Hijack on Apple TV+: Is there an Idris Elba on the plane? (critical)
Chiseled suspense and good ideas punctuate this hostage-taking in real time, in an Airbus flying to London. The only problem: Idris Elba is struggling to find his seat.
Ladies and gentlemen, welcome aboard this flight to Apple TV+. Please keep your seat belt fastened, because turbulence is expected on the course of hi-jack… Big turbulence even!
The excellent English screenwriter George Kayto whom we owe Lupine on Netflix, has concocted a delightful little aerial thriller, with a pitch of formidably effective simplicity: a plane flying to London is hijacked. A group of terrorists, visibly British, managed to introduce guns on board. He took the 200 innocent passengers hostage.
On paper, nothing that Liam Neeson or Harrison Ford can thwart… Except that hi-jack was not intended as a “Die Hard movie”. The idea is not how a hero is going to save them all by killing the bad guys one by one, with Stakhanovite composure. Here, we discuss, we negotiate, we negotiate. For the sake of realism pegged to the body. Because shooting at all costs is obviously an excessive risk-taking and that to survive this crisis, it is better to help the hijacked plane to arrive safely…

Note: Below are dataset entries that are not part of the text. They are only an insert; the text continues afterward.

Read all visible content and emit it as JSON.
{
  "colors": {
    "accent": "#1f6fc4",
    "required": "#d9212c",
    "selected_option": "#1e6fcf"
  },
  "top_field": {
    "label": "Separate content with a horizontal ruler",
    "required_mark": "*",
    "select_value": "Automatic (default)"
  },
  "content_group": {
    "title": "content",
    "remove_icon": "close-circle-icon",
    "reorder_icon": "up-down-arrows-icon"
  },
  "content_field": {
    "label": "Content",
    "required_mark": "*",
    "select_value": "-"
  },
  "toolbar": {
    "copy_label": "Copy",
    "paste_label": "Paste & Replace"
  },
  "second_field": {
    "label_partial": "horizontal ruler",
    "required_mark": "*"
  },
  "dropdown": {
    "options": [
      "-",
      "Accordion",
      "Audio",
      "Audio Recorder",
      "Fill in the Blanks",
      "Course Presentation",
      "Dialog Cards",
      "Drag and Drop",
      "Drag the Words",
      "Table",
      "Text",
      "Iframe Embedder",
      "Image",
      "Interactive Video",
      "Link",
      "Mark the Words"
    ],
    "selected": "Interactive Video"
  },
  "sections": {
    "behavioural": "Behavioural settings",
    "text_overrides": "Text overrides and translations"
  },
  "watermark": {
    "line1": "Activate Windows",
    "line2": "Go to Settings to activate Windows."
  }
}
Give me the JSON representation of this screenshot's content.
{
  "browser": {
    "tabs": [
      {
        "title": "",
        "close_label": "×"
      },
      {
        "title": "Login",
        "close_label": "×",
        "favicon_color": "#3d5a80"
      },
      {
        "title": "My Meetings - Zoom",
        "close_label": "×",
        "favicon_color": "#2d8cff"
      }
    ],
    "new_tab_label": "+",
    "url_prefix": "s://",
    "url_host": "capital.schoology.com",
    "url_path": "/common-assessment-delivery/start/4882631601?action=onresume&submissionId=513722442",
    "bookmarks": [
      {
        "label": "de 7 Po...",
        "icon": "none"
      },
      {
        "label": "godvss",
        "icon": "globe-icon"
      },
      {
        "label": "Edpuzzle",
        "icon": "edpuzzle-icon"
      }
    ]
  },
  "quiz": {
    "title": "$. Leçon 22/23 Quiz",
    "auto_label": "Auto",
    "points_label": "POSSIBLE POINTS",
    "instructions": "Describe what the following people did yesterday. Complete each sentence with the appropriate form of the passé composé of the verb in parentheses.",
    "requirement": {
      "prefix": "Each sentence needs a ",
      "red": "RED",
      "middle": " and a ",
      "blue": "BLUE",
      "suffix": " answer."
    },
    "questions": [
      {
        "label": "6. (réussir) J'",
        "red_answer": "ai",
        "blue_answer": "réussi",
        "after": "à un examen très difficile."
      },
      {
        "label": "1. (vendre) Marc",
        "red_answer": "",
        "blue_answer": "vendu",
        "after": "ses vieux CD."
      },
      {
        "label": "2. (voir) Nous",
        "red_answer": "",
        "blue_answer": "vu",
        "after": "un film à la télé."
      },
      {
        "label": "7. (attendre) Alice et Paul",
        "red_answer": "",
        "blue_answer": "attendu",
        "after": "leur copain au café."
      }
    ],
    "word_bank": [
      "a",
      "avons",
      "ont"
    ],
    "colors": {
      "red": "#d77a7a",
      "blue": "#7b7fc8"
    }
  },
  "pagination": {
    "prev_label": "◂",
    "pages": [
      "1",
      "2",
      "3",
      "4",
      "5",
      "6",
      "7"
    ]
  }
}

Kay and her partner Jim Field Smith had already reinvented the police investigation via the same naturalistic perspective, with their series Criminal (on Netflix) taking place in a vacuum in interrogation rooms. They play the same score to revisit the terrorist “action”. Here, the suspense is largely based on intense exchanges, drops of sweat dripping from the forehead, the pressure mounting both among the terrorists and among the hostages, to prevent the situation from degenerating at all costs. Clever, the authors thought of the hostage-taking in real time. The good idea and more, which increases the slider of stress as the 7 hour flight approaches the landing strip. Only problem, in this cabin all in half measure, Idris Elba struggling to find its place. Frankly underemployed, he whispers, calms the game, loses his charisma and ends up missing his flight. Obsessed with the desire to keep its hero very discreet, the series ultimately never manages to make him exist.
Hijack, season 1 in 7 episodes, to see on Apple TV+ from Wednesday, June 28. The series is also visible for Canal + subscribers.